In Māori legend, Taranaki is a mountain being that lived peacefully for many centuries in the centre of Aotearoa's Te Ika-a-Māui with four other mountains. Of the four mountains Tongariro, Ngauruhoe and Ruapehu were still fighting. 

Nearby stood Mount Pihanga. Covered in a cloak of deep green forest she presented a stunning sight and all the mountain gods were in love with her.

Taranaki dared to make advances to Pihanga and was reproached by Tongariro and a mighty battle ensued between them. The earth shook and the sky became dark as the mountains belched forth their anger. When the battle ended the lovely Pihanga stood close by Tongariro's side. Taranaki, wild with grief and jealously, angrily wrenched his roots from the ground and left the other mountains.

Weeping, he plunged towards the setting sun, gouging out a deep wide trench. When he reached the sea he turned north and stumbled up the coast.

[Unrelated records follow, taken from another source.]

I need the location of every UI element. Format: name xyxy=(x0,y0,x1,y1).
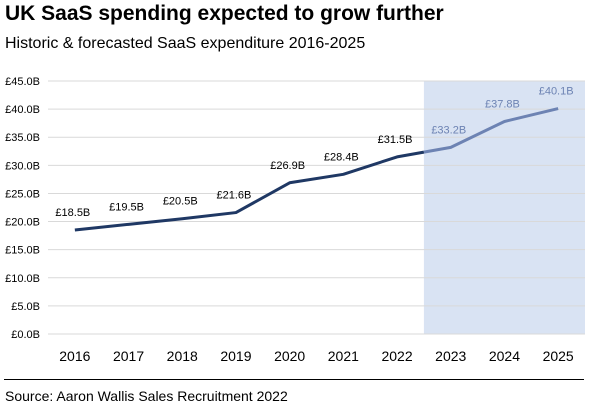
y-tick-label: £0.0B xyxy=(11,329,40,341)
x-tick-label: 2022 xyxy=(381,348,412,364)
y-axis-tick-labels: £0.0B £5.0B £10.0B £15.0B £20.0B £25.0B £30.0B… xyxy=(5,76,40,341)
y-tick-label: £20.0B xyxy=(5,217,40,229)
gridlines xyxy=(48,80,585,335)
source-divider xyxy=(4,379,584,380)
data-label: £31.5B xyxy=(378,134,413,146)
y-tick-label: £40.0B xyxy=(5,104,40,116)
x-tick-label: 2017 xyxy=(113,348,144,364)
y-tick-label: £30.0B xyxy=(5,160,40,172)
forecast-band xyxy=(423,81,585,334)
data-label: £33.2B xyxy=(431,124,466,136)
data-label: £28.4B xyxy=(324,151,359,163)
x-tick-label: 2024 xyxy=(489,348,520,364)
series-line-forecast xyxy=(423,107,559,154)
data-labels: £18.5B £19.5B £20.5B £21.6B £26.9B £28.4B £31.… xyxy=(55,86,573,219)
forecast-band-layer xyxy=(423,81,585,334)
y-tick-label: £35.0B xyxy=(5,132,40,144)
x-tick-label: 2021 xyxy=(328,348,359,364)
data-label: £26.9B xyxy=(270,160,305,172)
series-lines xyxy=(74,107,559,232)
chart-title: UK SaaS spending expected to grow furthe… xyxy=(5,2,444,25)
x-tick-label: 2016 xyxy=(59,348,90,364)
data-label: £20.5B xyxy=(163,196,198,208)
x-axis-tick-labels: 2016 2017 2018 2019 2020 2021 2022 2023 2024 2025 xyxy=(59,348,574,364)
source-note: Source: Aaron Wallis Sales Recruitment 2… xyxy=(5,388,288,404)
chart-subtitle: Historic & forecasted SaaS expenditure 2… xyxy=(5,35,366,52)
y-tick-label: £5.0B xyxy=(11,301,40,313)
x-tick-label: 2025 xyxy=(543,348,574,364)
y-tick-label: £45.0B xyxy=(5,76,40,88)
x-tick-label: 2020 xyxy=(274,348,305,364)
y-tick-label: £25.0B xyxy=(5,188,40,200)
data-label: £37.8B xyxy=(485,98,520,110)
x-tick-label: 2018 xyxy=(167,348,198,364)
x-tick-label: 2023 xyxy=(435,348,466,364)
data-label: £19.5B xyxy=(109,201,144,213)
y-tick-label: £15.0B xyxy=(5,245,40,257)
data-label: £40.1B xyxy=(539,86,574,98)
y-tick-label: £10.0B xyxy=(5,273,40,285)
series-line-historic xyxy=(74,150,425,232)
x-tick-label: 2019 xyxy=(220,348,251,364)
data-label: £21.6B xyxy=(217,190,252,202)
data-label: £18.5B xyxy=(55,207,90,219)
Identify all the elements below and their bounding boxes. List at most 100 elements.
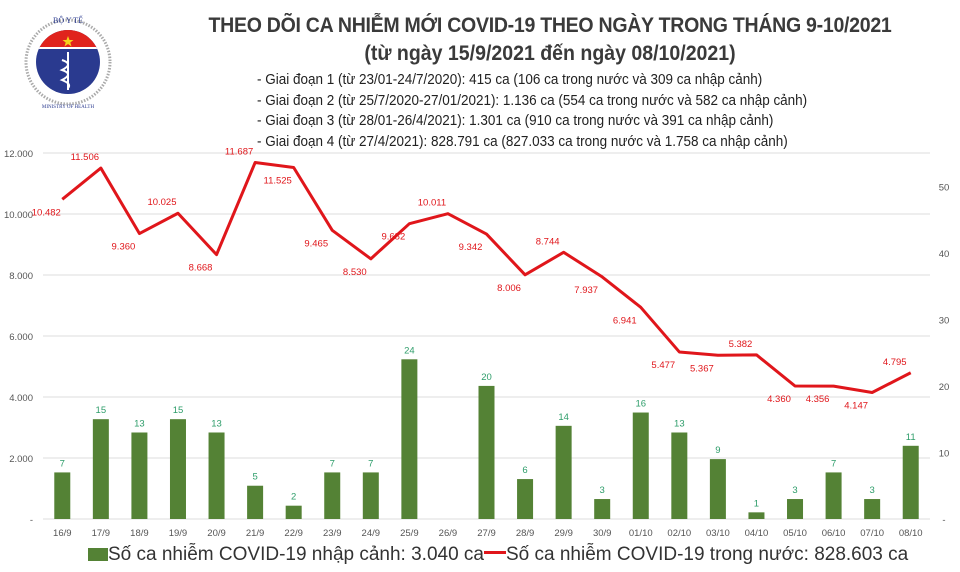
line-data-label: 9.682 — [381, 232, 405, 243]
x-axis-tick-label: 05/10 — [783, 528, 807, 539]
legend-bar: Số ca nhiễm COVID-19 nhập cảnh: 3.040 ca — [88, 544, 484, 566]
bar-data-label: 16 — [635, 399, 646, 410]
line-data-label: 7.937 — [574, 285, 598, 296]
line-data-label: 8.744 — [536, 236, 560, 247]
x-axis-tick-label: 16/9 — [53, 528, 72, 539]
line-data-label: 5.477 — [651, 360, 675, 371]
bar — [362, 472, 379, 519]
line-data-label: 4.147 — [844, 401, 868, 412]
right-axis-tick-label: 30 — [939, 315, 950, 326]
bar — [594, 499, 611, 519]
bar — [825, 472, 842, 519]
x-axis-tick-label: 19/9 — [169, 528, 188, 539]
x-axis-tick-label: 26/9 — [439, 528, 458, 539]
x-axis-tick-label: 30/9 — [593, 528, 612, 539]
bar-data-label: 6 — [522, 465, 527, 476]
x-axis-tick-label: 22/9 — [284, 528, 303, 539]
line-data-label: 9.342 — [459, 242, 483, 253]
left-axis-tick-label: 2.000 — [9, 454, 33, 465]
left-axis-tick-label: 4.000 — [9, 393, 33, 404]
legend-line: Số ca nhiễm COVID-19 trong nước: 828.603… — [484, 544, 908, 566]
line-series — [61, 161, 912, 395]
bar — [902, 445, 919, 519]
chart-title: THEO DÕI CA NHIỄM MỚI COVID-19 THEO NGÀY… — [208, 14, 892, 37]
bar-data-label: 13 — [674, 418, 685, 429]
bar-data-label: 3 — [870, 485, 875, 496]
line-data-label: 9.465 — [304, 238, 328, 249]
bar-data-label: 9 — [715, 445, 720, 456]
bar-data-label: 7 — [330, 458, 335, 469]
svg-text:BỘ Y TẾ: BỘ Y TẾ — [53, 15, 83, 25]
bar — [478, 385, 495, 519]
right-axis-tick-label: - — [942, 515, 945, 526]
bar — [748, 512, 765, 519]
line-data-label: 11.687 — [225, 147, 253, 158]
x-axis-tick-label: 28/9 — [516, 528, 535, 539]
bar-data-label: 11 — [906, 432, 916, 443]
line-data-label: 4.795 — [883, 357, 907, 368]
bar — [787, 499, 804, 519]
x-axis-tick-label: 18/9 — [130, 528, 149, 539]
x-axis-tick-label: 08/10 — [899, 528, 923, 539]
bar — [131, 432, 148, 519]
bar — [709, 459, 726, 519]
bar-data-label: 20 — [481, 372, 492, 383]
line-data-label: 5.367 — [690, 363, 714, 374]
bar-data-label: 5 — [252, 472, 257, 483]
line-data-label: 4.356 — [806, 394, 830, 405]
bar — [864, 499, 881, 519]
left-axis-tick-label: 10.000 — [4, 210, 33, 221]
left-axis-tick-label: 6.000 — [9, 332, 33, 343]
bar-data-label: 1 — [754, 498, 759, 509]
x-axis-tick-label: 07/10 — [860, 528, 884, 539]
line-data-label: 10.011 — [418, 198, 446, 209]
x-axis-tick-label: 29/9 — [554, 528, 573, 539]
legend-line-swatch — [484, 551, 506, 554]
left-axis-tick-label: 12.000 — [4, 149, 33, 160]
bar-data-label: 15 — [96, 405, 107, 416]
bar — [208, 432, 225, 519]
bar-data-label: 3 — [600, 485, 605, 496]
bar-data-label: 24 — [404, 345, 415, 356]
legend-line-label: Số ca nhiễm COVID-19 trong nước: 828.603… — [506, 544, 909, 565]
line-data-label: 11.525 — [263, 175, 291, 186]
x-axis-tick-label: 24/9 — [362, 528, 381, 539]
stage-4: - Giai đoạn 4 (từ 27/4/2021): 828.791 ca… — [257, 133, 788, 150]
x-axis-tick-label: 02/10 — [667, 528, 691, 539]
bar-data-label: 14 — [558, 412, 569, 423]
right-axis-tick-label: 10 — [939, 448, 950, 459]
chart-subtitle: (từ ngày 15/9/2021 đến ngày 08/10/2021) — [364, 42, 736, 65]
bar — [169, 419, 186, 519]
bar — [632, 412, 649, 519]
bar — [285, 505, 302, 519]
legend-bar-label: Số ca nhiễm COVID-19 nhập cảnh: 3.040 ca — [108, 544, 485, 565]
line-data-label: 8.006 — [497, 283, 521, 294]
stage-summary: - Giai đoạn 1 (từ 23/01-24/7/2020): 415 … — [257, 70, 807, 152]
stage-1: - Giai đoạn 1 (từ 23/01-24/7/2020): 415 … — [257, 72, 763, 88]
svg-text:MINISTRY OF HEALTH: MINISTRY OF HEALTH — [42, 105, 95, 110]
stage-2: - Giai đoạn 2 (từ 25/7/2020-27/01/2021):… — [257, 92, 808, 109]
x-axis-tick-label: 03/10 — [706, 528, 730, 539]
line-data-label: 9.360 — [112, 242, 136, 253]
line-data-label: 5.382 — [729, 339, 753, 350]
bar-data-label: 7 — [368, 458, 373, 469]
bar — [517, 479, 534, 519]
bar-data-label: 2 — [291, 492, 296, 503]
line-data-label: 10.482 — [32, 207, 61, 218]
bar — [401, 359, 418, 519]
bar — [247, 485, 264, 519]
line-data-label: 4.360 — [767, 394, 791, 405]
bar-data-label: 13 — [211, 418, 222, 429]
right-axis-tick-label: 50 — [939, 182, 950, 193]
bar-data-label: 13 — [134, 418, 145, 429]
x-axis-tick-label: 04/10 — [745, 528, 769, 539]
line-data-label: 6.941 — [613, 315, 637, 326]
line-data-label: 8.530 — [343, 267, 367, 278]
stage-3: - Giai đoạn 3 (từ 28/01-26/4/2021): 1.30… — [257, 113, 774, 129]
bar — [92, 419, 109, 519]
right-axis-tick-label: 20 — [939, 382, 950, 393]
bar-data-label: 7 — [831, 458, 836, 469]
ministry-of-health-logo: BỘ Y TẾ MINISTRY OF HEALTH — [24, 15, 112, 110]
x-axis-tick-label: 06/10 — [822, 528, 846, 539]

As he slept that night the Pouakai Ranges snared and trapped Taranaki in the place he now rests.

The next day a stream of clear water sprang from the side of Tongariro. It flowed down the deep scar Taranaki had left on his journey to the coast to form the Whanganui River.

There are those who say that Taranaki is silently brooding and will one day try to return inland again to fight Tongariro. Consequently, many Māori were wary of living in the area between the mountains.